Just before Christmas, I received a package from The Ooze for review. Of course, like most wives and mothers, I had plenty of reading time because it was the holidays.
It looked like a good package:
Shameless Jane – a CD – I wanted a new CD to listen to in my van.
Eve – a novel – Great, I like fiction.
Parabola – I love reading other people’s thoughts about the kingdom.
I set aside the McLaren trilogy that I was enjoying in order to review them.
Shameless Jane, A CD by Teel Montague Cook
An honest and lyrical folk album, by artist Teel Montague, a single mother of teenagers and an artist.
The first thing I did was grab the CD for the player in my van. I am not qualified to review the musicianship. Folksy, quirky acoustic music really isn’t a style that I enjoy. “Girl-with-guitar” solos always remind me of Phoebe from Friends. I played it for my teens during our family Christmas trip. It wasn’t their thing either. But musical taste is subjective. You can hear a few of the tracks for yourself on Teel’s myspace page. It might be just your cup of tea. For a more positive review, read this by Pat Loughery.
Eve, A Novel by Elissa Elliott
Elissa Elliot’s lyrical re-telling of the first story is a complex, multi-perspective glimpse into the lives of Adam and Eve spanning from Creation to the murder of Abel. A picture of Eve as wife and mother, nomad, sometime idol-worshipper, abandoned one, and more often than not, mourner.
I typically read a novel in a day or two. Once the story draws me in, I quickly read to the end. That just didn’t happen for me with this book. The writing itself is good. Elissa employs beautiful phrasing, but the story never became compelling to me.
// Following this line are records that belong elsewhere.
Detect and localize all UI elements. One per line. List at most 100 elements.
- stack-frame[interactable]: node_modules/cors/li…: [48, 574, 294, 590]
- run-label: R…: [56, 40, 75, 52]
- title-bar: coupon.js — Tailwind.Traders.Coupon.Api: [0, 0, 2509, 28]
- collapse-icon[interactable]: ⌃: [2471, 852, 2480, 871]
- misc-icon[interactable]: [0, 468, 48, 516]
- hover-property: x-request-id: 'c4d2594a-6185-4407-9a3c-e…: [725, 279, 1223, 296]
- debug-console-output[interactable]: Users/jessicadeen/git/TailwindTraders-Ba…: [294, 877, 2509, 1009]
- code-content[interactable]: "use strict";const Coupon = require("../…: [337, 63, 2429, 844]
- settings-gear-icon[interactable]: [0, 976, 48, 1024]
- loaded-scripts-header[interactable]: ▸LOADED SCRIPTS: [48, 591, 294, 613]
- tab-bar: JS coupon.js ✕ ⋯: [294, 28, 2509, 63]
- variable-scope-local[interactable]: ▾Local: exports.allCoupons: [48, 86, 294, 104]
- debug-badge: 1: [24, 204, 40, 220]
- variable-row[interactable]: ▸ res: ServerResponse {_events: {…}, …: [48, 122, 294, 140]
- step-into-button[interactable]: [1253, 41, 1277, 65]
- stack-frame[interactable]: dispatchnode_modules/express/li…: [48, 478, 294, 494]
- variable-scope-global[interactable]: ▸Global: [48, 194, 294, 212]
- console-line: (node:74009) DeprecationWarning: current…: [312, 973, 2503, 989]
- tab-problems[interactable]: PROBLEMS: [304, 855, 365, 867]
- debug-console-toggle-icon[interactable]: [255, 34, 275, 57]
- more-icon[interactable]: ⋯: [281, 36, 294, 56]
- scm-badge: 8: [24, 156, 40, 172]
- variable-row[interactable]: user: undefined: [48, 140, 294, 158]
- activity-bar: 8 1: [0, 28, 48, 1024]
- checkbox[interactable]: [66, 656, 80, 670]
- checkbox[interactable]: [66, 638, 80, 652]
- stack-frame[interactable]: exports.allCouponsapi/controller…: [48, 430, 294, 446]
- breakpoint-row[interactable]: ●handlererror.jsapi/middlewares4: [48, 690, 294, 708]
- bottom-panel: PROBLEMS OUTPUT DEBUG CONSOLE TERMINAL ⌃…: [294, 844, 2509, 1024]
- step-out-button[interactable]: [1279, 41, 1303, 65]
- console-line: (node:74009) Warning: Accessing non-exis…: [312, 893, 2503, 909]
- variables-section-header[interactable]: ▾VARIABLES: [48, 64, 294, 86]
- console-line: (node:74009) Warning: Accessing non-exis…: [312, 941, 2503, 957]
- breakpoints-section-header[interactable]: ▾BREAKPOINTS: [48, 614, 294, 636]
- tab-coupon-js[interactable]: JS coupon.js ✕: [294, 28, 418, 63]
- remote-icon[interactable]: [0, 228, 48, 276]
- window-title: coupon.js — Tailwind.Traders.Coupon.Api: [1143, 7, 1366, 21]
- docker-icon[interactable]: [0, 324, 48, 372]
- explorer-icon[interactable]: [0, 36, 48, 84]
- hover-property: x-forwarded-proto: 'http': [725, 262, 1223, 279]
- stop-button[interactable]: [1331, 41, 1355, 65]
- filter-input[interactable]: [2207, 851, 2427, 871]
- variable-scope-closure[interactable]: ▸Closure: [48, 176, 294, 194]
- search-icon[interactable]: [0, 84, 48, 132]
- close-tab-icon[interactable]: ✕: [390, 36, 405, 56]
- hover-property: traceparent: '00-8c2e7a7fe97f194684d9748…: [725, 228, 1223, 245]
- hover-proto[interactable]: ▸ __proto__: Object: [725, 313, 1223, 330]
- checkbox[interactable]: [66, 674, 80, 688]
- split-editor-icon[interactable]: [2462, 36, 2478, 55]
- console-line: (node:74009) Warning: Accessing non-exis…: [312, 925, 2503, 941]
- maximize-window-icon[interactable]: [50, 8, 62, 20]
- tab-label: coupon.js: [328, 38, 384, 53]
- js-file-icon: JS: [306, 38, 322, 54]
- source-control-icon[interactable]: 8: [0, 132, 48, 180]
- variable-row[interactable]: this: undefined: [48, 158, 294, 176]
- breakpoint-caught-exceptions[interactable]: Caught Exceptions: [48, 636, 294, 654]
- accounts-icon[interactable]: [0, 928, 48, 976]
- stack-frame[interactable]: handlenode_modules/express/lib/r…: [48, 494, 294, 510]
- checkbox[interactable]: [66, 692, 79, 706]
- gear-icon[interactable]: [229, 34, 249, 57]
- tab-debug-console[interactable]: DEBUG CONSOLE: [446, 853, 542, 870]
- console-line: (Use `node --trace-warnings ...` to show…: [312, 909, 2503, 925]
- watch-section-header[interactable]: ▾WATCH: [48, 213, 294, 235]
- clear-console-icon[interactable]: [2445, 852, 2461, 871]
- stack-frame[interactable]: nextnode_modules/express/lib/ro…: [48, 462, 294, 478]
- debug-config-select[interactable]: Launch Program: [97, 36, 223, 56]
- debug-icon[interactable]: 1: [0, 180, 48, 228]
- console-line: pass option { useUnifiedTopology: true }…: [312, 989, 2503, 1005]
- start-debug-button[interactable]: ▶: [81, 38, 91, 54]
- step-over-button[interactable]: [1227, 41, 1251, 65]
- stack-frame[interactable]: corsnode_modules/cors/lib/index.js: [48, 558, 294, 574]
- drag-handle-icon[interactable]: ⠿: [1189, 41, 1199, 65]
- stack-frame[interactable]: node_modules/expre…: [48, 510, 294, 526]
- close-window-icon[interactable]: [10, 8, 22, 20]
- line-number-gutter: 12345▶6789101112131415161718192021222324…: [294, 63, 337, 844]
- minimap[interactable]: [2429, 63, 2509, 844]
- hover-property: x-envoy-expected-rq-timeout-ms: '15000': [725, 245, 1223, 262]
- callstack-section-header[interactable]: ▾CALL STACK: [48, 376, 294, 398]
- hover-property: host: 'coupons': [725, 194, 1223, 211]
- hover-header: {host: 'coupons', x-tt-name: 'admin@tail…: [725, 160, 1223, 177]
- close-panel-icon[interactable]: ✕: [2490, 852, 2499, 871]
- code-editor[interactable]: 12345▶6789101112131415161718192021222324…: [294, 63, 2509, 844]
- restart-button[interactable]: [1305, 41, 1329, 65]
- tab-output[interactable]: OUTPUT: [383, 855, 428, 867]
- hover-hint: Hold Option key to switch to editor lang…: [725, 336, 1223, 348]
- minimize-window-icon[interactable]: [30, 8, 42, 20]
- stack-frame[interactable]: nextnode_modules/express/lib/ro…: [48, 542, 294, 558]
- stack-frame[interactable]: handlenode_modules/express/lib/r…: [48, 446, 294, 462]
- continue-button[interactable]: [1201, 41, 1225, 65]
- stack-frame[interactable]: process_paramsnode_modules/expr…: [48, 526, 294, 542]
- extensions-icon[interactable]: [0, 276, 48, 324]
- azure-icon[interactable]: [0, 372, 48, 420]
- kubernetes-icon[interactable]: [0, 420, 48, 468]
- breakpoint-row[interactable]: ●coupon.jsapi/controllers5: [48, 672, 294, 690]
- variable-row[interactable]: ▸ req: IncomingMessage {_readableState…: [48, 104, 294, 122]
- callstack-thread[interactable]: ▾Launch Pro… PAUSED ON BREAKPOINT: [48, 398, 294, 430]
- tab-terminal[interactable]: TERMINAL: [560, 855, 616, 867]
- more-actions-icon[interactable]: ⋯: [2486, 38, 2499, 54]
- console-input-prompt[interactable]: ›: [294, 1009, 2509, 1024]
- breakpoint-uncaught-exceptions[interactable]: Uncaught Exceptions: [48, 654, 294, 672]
I was most disappointed in the portrayal of Elohim. The absence and distance of Elohim in the lives of Adam and Eve created a story with little hope or redemption. It is a hard look at life after the fall. As a mirror of human nature, I found it unflattering and harsh. Maybe it is an honest portrait of humanity, but it is dark and heavy.
It is likely that most criticism of this book will be about theological issues. Did Adam and Eve have sex in the garden? Were there other people on earth during Adam and Eve’s generation? Was the garden perfect? What was Adam and Eve’s relationship like? Their daily lives? Their children? What led to the murder of Abel?
The author brings up almost every imaginable question surrounding the story of Adam, Eve, their children, and their life both in and out of the Garden. In that regard, the book is provocative in stirring thoughts and questions about the lives of Adam and Eve and pushing their story outside the realm of a simplistic Sunday School story.
You can visit Elissa Elliott’s blog here.
Parabola, A Book by Kelly Deppen
If you are looking for a way to enter the eleventh dimension, then this is the book for you. In the eleventh chapter, the author mentions the concept of the eleventh dimension in quantum physics. She then attempts to draw connections to the spiritual realm. Coincidentally, eleven is the number of the prophetic, Jesus spoke eleven parables, and He appeared eleven times between His resurrection and ascension.
The Eleventh Dimension is a prophetic time…At this critical juncture, we must be prophetic people…There is an invitation open to each of us to ‘come up here’ into the heavenly realm and into the eleventh dimension to receive revelation of heaven…
You can visit the website of Kelly’s prophetic revelatory ministry here.
I received an email touting this package as representative of female creativity in the emerging conversation – a CD, a novel, and a charismatic book that would not by any stretch be considered emerging. That really bothers me.